M. [R] [Z], qui succombe à la cause, sera condamné aux dépens de la présente instance, conformément à l’article 696 du code de procédure civile.
En revanche, compte tenu de sa situation économique, il n’y a pas lieu de le condamner à une quelconque indemnité sur le fondement de l’article 700 du code de procédure civile.
Selon l’article 514 du code de procédure civile, les décisions de première instance sont de droit exécutoires à titre provisoire à moins que la loi ou la décision rendue n’en dispose autrement.
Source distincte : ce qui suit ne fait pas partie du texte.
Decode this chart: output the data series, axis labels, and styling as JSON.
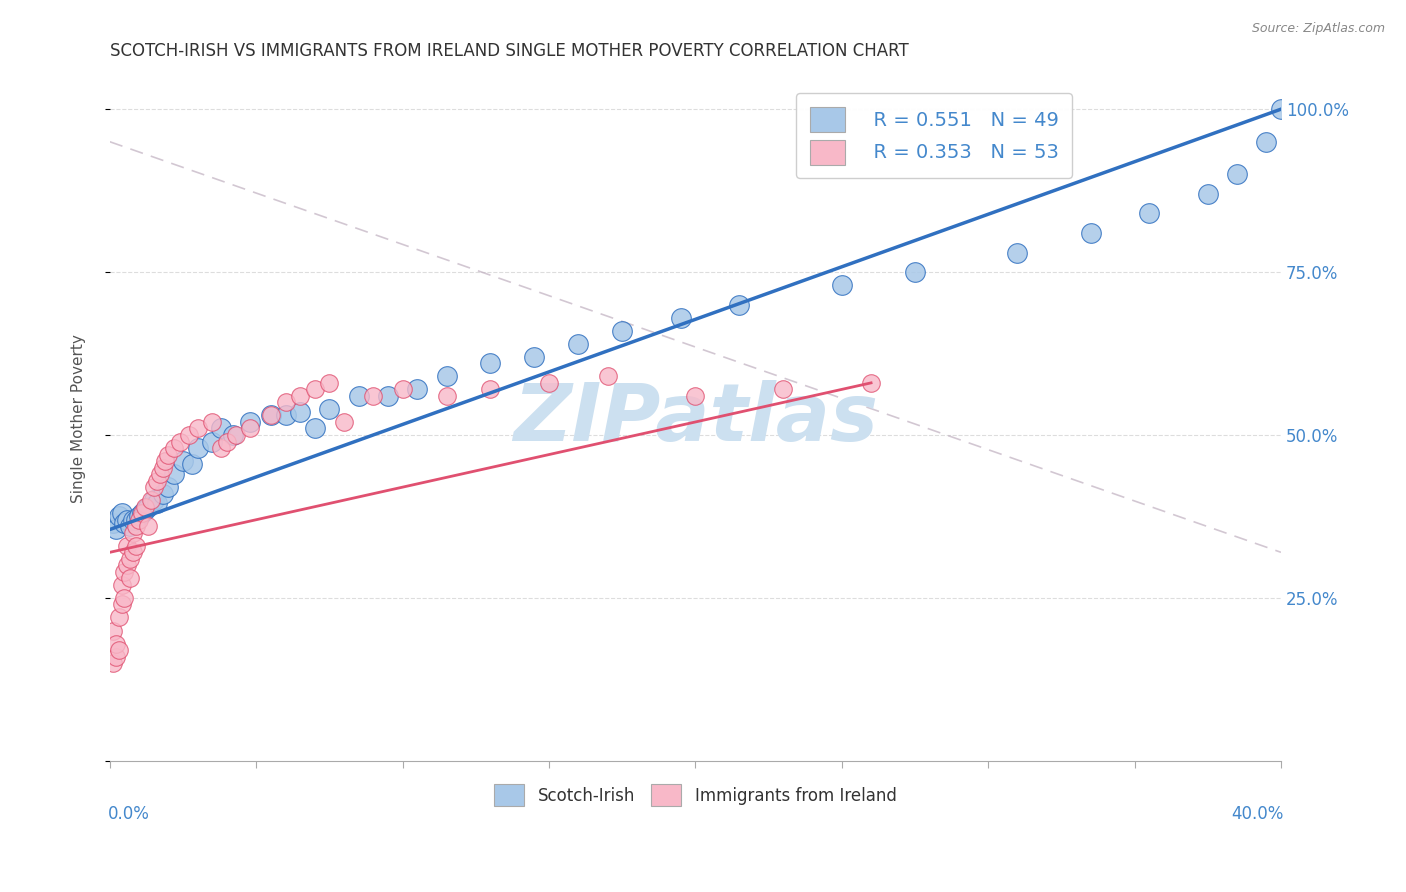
{
  "title": "SCOTCH-IRISH VS IMMIGRANTS FROM IRELAND SINGLE MOTHER POVERTY CORRELATION CHART",
  "source": "Source: ZipAtlas.com",
  "ylabel": "Single Mother Poverty",
  "right_yticklabels": [
    "",
    "25.0%",
    "50.0%",
    "75.0%",
    "100.0%"
  ],
  "xmin": 0.0,
  "xmax": 0.4,
  "ymin": 0.0,
  "ymax": 1.05,
  "scotch_irish_R": 0.551,
  "scotch_irish_N": 49,
  "immigrants_R": 0.353,
  "immigrants_N": 53,
  "scotch_irish_color": "#a8c8e8",
  "immigrants_color": "#f8b8c8",
  "trendline_scotch_color": "#3070c0",
  "trendline_immigrants_color": "#e05070",
  "dashed_line_color": "#d0a0b0",
  "watermark": "ZIPatlas",
  "watermark_color": "#cce0f0",
  "grid_color": "#dddddd",
  "background_color": "#ffffff",
  "title_color": "#333333",
  "axis_label_color": "#4488cc",
  "scotch_irish_x": [
    0.001,
    0.002,
    0.003,
    0.004,
    0.005,
    0.006,
    0.007,
    0.008,
    0.009,
    0.01,
    0.011,
    0.012,
    0.013,
    0.015,
    0.016,
    0.018,
    0.02,
    0.022,
    0.025,
    0.028,
    0.03,
    0.035,
    0.038,
    0.042,
    0.048,
    0.055,
    0.06,
    0.065,
    0.07,
    0.075,
    0.085,
    0.095,
    0.105,
    0.115,
    0.13,
    0.145,
    0.16,
    0.175,
    0.195,
    0.215,
    0.25,
    0.275,
    0.31,
    0.335,
    0.355,
    0.375,
    0.385,
    0.395,
    0.4
  ],
  "scotch_irish_y": [
    0.365,
    0.355,
    0.375,
    0.38,
    0.365,
    0.37,
    0.36,
    0.37,
    0.37,
    0.375,
    0.38,
    0.385,
    0.39,
    0.4,
    0.395,
    0.41,
    0.42,
    0.44,
    0.46,
    0.455,
    0.48,
    0.49,
    0.51,
    0.5,
    0.52,
    0.53,
    0.53,
    0.535,
    0.51,
    0.54,
    0.56,
    0.56,
    0.57,
    0.59,
    0.61,
    0.62,
    0.64,
    0.66,
    0.68,
    0.7,
    0.73,
    0.75,
    0.78,
    0.81,
    0.84,
    0.87,
    0.9,
    0.95,
    1.0
  ],
  "immigrants_x": [
    0.001,
    0.001,
    0.002,
    0.002,
    0.003,
    0.003,
    0.004,
    0.004,
    0.005,
    0.005,
    0.006,
    0.006,
    0.007,
    0.007,
    0.008,
    0.008,
    0.009,
    0.009,
    0.01,
    0.011,
    0.012,
    0.013,
    0.014,
    0.015,
    0.016,
    0.017,
    0.018,
    0.019,
    0.02,
    0.022,
    0.024,
    0.027,
    0.03,
    0.035,
    0.038,
    0.04,
    0.043,
    0.048,
    0.055,
    0.06,
    0.065,
    0.07,
    0.075,
    0.08,
    0.09,
    0.1,
    0.115,
    0.13,
    0.15,
    0.17,
    0.2,
    0.23,
    0.26
  ],
  "immigrants_y": [
    0.2,
    0.15,
    0.16,
    0.18,
    0.17,
    0.22,
    0.24,
    0.27,
    0.25,
    0.29,
    0.3,
    0.33,
    0.28,
    0.31,
    0.32,
    0.35,
    0.36,
    0.33,
    0.37,
    0.38,
    0.39,
    0.36,
    0.4,
    0.42,
    0.43,
    0.44,
    0.45,
    0.46,
    0.47,
    0.48,
    0.49,
    0.5,
    0.51,
    0.52,
    0.48,
    0.49,
    0.5,
    0.51,
    0.53,
    0.55,
    0.56,
    0.57,
    0.58,
    0.52,
    0.56,
    0.57,
    0.56,
    0.57,
    0.58,
    0.59,
    0.56,
    0.57,
    0.58
  ],
  "trendline_scotch_x0": 0.0,
  "trendline_scotch_y0": 0.355,
  "trendline_scotch_x1": 0.4,
  "trendline_scotch_y1": 1.0,
  "trendline_immigrants_x0": 0.0,
  "trendline_immigrants_y0": 0.32,
  "trendline_immigrants_x1": 0.26,
  "trendline_immigrants_y1": 0.58,
  "dashed_line_x0": 0.0,
  "dashed_line_y0": 0.95,
  "dashed_line_x1": 0.4,
  "dashed_line_y1": 0.32
}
Toutefois, selon l’article 514-1 du même code, le juge peut écarter l’exécution provisoire de droit, en tout ou partie, s’il estime qu’elle est incompatible avec la nature de l’affaire. Il statue, d’office ou à la demande d’une partie, par décision spécialement motivée.
En l’espèce, compte tenu du montant et de l’ancienneté de la dette et de la mise en place d’un plan d’apurement, il n’y a pas lieu d’écarter l’exécution provisoire de la présente décision.
PAR CES MOTIFS,
Le juge des contentieux de la protection, statuant après débats publics, par jugement mis à disposition au greffe, contradictoire et en premier ressort,
CONSTATE que la dette locative visée dans le commandement de payer du 12 décembre 2024 n’a pas été réglée dans le délai de deux mois,
CONSTATE, en conséquence, que le contrat conclu le 27 novembre 2023 entre la société ACTION LOGEMENT SERVICES, d’une part, et M. [R] [Z], d’autre part, concernant les locaux situés au [Adresse 1] à [Localité 7] est résilié depuis le 13 février 2025,
CONDAMNE M. [R] [Z] à payer à la société ACTION LOGEMENT SERVICES la somme de 4809,12 euros (quatre mille huit cent neuf euros et douze centimes) au titre de l’arriéré locatif arrêté au 10 mars 2025, avec intérêts au taux légal à compter du 12 décembre 2024 sur la somme de 3180 euros et à compter de l’assignation pour le surplus,
AUTORISE M. [R] [Z] à se libérer de sa dette en réglant chaque mois pendant 24 mois, une somme minimale de cent vingt euros (120 euros), la dernière échéance étant majorée du solde de la dette en principal, intérêts et frais,
DIT qu’en cas de défaut de paiement d’une échéance à sa date exacte, et après une mise en demeure restée sans effet pendant quinze jours, l’échelonnement qui précède sera caduc et la totalité des sommes dues deviendra immédiatement exigible,
RAPPELLE qu’aux termes de l’article 1343-5 du code civil, la présente décision suspend les procédures d’exécution et interdit la mise en œuvre de nouvelles procédures pendant le délai de grâce,
DIT que le premier règlement devra intervenir dans les dix jours suivant la signification de la présente décision, puis, pour les paiements suivants, en même temps que le loyer, au plus tard le dixième jour de chaque mois, sauf meilleur accord entre les parties,
CONSTATE que à M. [R] [Z] a libéré de sa personne, de ses biens, ainsi que de tous occupants de son chef, les lieux situés au [Adresse 3] [Localité 6] ([Localité 5]
DIT n’y avoir lieu d’écarter l’exécution provisoire de droit de la présente décision,
DÉBOUTE la société ACTION LOGEMENT SERVICES de sa demande au titre de l’article 700 du code de procédure civile,
CONDAMNE M. [R] [Z] aux dépens comprenant notamment le coût du commandement de payer du 12 décembre 2024 et celui de l’assignation du 7 avril 2025.
Ainsi jugé par mise à disposition au greffe le 24 juillet 2025, et signé par le juge et la greffière susnommés.